Por Flávio Adriano Nantes (de cores, poesia e outros elos)
“amar” escreveu Paulo Leminski “é um elo entre o azul e o amarelo” e se o poeta estivesse entre nós me permitiria acrescentar o verde-vermelho a seu poema-cor, poema-amor, cor-amor, e assim alterar a semântica das cores, ressignificar os engendramentos dos afetos, distensionar o rancor, a dor…
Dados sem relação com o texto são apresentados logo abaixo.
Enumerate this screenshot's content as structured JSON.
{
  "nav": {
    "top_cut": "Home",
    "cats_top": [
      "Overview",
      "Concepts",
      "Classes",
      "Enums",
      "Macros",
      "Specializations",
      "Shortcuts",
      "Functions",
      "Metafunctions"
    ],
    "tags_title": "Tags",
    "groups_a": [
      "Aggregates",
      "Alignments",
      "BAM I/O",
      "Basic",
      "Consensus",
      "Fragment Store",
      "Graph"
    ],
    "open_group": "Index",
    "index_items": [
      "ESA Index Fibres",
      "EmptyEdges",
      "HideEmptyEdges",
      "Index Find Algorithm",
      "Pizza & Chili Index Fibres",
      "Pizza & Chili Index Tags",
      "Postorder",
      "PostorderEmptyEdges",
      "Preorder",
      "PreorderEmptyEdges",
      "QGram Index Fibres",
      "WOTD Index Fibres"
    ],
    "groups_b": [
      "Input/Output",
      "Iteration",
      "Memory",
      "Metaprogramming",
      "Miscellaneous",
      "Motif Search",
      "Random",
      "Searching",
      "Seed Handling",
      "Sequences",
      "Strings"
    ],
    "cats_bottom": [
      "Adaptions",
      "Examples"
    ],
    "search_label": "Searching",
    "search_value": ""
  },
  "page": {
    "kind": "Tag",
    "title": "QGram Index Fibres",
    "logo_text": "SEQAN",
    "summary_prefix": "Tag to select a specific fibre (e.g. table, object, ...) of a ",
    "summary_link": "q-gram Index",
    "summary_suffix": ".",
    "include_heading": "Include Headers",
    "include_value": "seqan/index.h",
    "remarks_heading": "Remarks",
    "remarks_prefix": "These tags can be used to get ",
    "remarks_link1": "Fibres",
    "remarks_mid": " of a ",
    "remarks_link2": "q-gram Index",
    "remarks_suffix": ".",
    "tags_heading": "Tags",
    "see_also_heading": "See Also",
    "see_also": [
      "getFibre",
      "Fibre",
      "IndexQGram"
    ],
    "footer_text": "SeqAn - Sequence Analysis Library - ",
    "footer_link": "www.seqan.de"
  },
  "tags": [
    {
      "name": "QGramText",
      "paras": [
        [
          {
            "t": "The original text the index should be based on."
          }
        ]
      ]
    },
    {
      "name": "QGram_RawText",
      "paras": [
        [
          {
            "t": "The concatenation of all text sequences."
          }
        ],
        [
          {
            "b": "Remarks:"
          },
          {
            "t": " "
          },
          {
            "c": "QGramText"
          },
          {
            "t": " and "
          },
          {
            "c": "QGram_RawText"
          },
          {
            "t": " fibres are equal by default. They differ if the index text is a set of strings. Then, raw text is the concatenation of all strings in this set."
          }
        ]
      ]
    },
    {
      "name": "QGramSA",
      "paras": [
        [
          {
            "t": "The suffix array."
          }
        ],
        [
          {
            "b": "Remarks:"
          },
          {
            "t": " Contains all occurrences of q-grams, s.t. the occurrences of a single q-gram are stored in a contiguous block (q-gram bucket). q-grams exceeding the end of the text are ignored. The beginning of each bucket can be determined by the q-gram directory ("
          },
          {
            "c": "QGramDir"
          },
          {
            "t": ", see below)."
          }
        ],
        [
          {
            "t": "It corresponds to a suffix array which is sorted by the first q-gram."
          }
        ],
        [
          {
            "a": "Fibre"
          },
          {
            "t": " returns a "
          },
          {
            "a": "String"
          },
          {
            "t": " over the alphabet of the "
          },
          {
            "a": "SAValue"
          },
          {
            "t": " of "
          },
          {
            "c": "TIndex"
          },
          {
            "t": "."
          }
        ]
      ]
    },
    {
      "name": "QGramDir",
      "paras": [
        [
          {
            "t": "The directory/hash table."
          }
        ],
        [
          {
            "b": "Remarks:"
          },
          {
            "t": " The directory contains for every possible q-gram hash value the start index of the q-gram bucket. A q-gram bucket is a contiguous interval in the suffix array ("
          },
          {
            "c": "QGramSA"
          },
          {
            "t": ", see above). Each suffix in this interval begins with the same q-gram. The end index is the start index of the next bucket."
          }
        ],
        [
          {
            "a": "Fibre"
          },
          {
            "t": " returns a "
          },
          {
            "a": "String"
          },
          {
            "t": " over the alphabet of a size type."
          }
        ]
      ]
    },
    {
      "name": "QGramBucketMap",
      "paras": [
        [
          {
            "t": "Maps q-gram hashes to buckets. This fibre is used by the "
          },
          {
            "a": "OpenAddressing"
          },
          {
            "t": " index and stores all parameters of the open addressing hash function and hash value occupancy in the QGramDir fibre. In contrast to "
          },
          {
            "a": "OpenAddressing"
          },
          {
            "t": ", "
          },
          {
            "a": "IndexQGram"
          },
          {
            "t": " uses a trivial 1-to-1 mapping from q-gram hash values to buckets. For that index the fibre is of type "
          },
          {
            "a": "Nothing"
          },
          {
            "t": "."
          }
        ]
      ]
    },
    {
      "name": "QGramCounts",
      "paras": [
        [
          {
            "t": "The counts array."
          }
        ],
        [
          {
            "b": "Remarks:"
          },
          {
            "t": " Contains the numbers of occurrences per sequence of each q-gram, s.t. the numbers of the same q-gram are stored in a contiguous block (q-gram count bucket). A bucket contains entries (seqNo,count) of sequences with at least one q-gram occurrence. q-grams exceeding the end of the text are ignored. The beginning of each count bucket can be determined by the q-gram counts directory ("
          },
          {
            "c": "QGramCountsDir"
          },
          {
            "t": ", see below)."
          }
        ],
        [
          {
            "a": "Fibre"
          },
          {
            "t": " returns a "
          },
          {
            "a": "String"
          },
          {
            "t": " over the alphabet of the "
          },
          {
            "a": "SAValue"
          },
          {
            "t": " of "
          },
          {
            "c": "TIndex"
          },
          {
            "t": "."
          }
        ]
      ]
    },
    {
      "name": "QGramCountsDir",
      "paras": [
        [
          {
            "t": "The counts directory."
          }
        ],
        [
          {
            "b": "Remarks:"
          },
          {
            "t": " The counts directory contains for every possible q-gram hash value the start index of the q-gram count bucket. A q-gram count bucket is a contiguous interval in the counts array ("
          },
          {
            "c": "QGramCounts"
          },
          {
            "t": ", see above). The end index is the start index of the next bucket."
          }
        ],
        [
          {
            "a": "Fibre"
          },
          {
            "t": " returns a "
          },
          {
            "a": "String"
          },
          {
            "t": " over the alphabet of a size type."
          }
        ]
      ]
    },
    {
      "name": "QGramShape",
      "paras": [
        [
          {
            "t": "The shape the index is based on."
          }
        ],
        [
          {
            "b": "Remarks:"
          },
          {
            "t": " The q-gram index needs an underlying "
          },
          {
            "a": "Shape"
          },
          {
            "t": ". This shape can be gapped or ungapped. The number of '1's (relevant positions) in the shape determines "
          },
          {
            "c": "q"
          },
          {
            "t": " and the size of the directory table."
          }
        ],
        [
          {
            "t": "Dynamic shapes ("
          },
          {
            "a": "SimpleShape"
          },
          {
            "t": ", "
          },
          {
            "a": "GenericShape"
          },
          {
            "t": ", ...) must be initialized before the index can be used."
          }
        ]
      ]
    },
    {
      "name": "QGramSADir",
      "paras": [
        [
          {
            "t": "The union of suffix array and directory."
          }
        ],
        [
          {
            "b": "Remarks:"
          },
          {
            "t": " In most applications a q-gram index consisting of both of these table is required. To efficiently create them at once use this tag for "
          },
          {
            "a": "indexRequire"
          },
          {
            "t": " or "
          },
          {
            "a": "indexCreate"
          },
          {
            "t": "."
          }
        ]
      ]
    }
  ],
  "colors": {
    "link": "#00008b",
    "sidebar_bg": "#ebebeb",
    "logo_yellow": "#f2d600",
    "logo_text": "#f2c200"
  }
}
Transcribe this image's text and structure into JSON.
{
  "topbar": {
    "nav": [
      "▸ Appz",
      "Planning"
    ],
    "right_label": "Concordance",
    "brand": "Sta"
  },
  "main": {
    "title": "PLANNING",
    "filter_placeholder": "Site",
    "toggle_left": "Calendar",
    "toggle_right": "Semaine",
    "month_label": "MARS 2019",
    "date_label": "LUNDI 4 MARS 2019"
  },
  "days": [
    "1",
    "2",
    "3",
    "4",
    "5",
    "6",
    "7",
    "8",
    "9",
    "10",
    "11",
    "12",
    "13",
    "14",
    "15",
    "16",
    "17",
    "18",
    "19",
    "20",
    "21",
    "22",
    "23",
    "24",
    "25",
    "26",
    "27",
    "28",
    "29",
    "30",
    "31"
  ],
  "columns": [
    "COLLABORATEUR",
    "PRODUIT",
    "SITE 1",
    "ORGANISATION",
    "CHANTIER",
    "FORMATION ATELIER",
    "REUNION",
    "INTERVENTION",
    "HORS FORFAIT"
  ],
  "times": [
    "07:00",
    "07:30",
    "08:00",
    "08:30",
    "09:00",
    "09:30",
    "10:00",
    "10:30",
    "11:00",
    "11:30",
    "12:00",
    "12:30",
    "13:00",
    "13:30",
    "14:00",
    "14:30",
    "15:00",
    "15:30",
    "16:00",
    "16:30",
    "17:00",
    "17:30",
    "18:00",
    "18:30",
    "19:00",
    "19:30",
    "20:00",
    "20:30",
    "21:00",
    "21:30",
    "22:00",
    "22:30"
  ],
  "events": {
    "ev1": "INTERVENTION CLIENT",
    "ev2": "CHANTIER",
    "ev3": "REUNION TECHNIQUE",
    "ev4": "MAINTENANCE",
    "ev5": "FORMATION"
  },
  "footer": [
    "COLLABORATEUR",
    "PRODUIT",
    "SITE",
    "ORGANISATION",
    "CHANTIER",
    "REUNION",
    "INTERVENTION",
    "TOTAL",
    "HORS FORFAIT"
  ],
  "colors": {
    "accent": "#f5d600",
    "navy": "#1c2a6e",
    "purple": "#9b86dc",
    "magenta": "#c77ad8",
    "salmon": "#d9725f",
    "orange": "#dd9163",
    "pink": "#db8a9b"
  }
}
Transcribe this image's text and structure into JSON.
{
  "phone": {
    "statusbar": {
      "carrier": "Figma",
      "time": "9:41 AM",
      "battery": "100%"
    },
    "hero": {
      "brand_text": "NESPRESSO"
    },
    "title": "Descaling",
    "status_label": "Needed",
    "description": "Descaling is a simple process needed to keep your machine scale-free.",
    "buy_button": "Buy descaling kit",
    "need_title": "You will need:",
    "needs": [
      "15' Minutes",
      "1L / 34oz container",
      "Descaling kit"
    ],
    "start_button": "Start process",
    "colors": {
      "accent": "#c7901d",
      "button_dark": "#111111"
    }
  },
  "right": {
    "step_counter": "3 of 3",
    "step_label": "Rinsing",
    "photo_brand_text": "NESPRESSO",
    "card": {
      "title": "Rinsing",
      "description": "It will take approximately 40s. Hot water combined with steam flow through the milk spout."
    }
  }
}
acerca da semântica das cores: vermelho vs. verde-amarelo, estou pensando no atual cenário político brasileiro e de como ele vem se estendendo desde 2016, mas que antes, lá em 2013, começou a despertar o patriotismo na população que se vestiu de verde e amarelo e tomou às ruas de todo Estado-nação para xingar a presidenta Dilma Rousseff que à época estava exercendo seu primeiro mandato.
as ruas hoje estão muito semelhantes àquelas dos antigos protestos apoteóticos de 2013. quais eram de fato as reivindicações? os 20 centavos de aumento do transporte público? parece-me que não, pois tempos depois, Rousseff sofreu um golpe de Estado, solapando vertiginosamente nossa frágil democracia; e “a partir daí todas as rédeas cederam”, cf. aprendi com o cara que estudo há mais de 20 anos, Raduan Nassar, e o conjunto de sua obra.
Tiraram Dilma pelas pedaladas fiscais (aprovadas no parlamento logo após o golpe), mas mantiveram no poder um homem que xinga, grita, esculacha, faz apologia à ditatura, à violência e, por conseguinte, à morte; mantiveram no poder um homem sem o menor traquejo político-social (eu gosto de modalizar) que tripudiou da memória dos mortos, nunca se comportou como um estadista ou governo de uma nação. Mantiveram, em suma, um criminoso no poder.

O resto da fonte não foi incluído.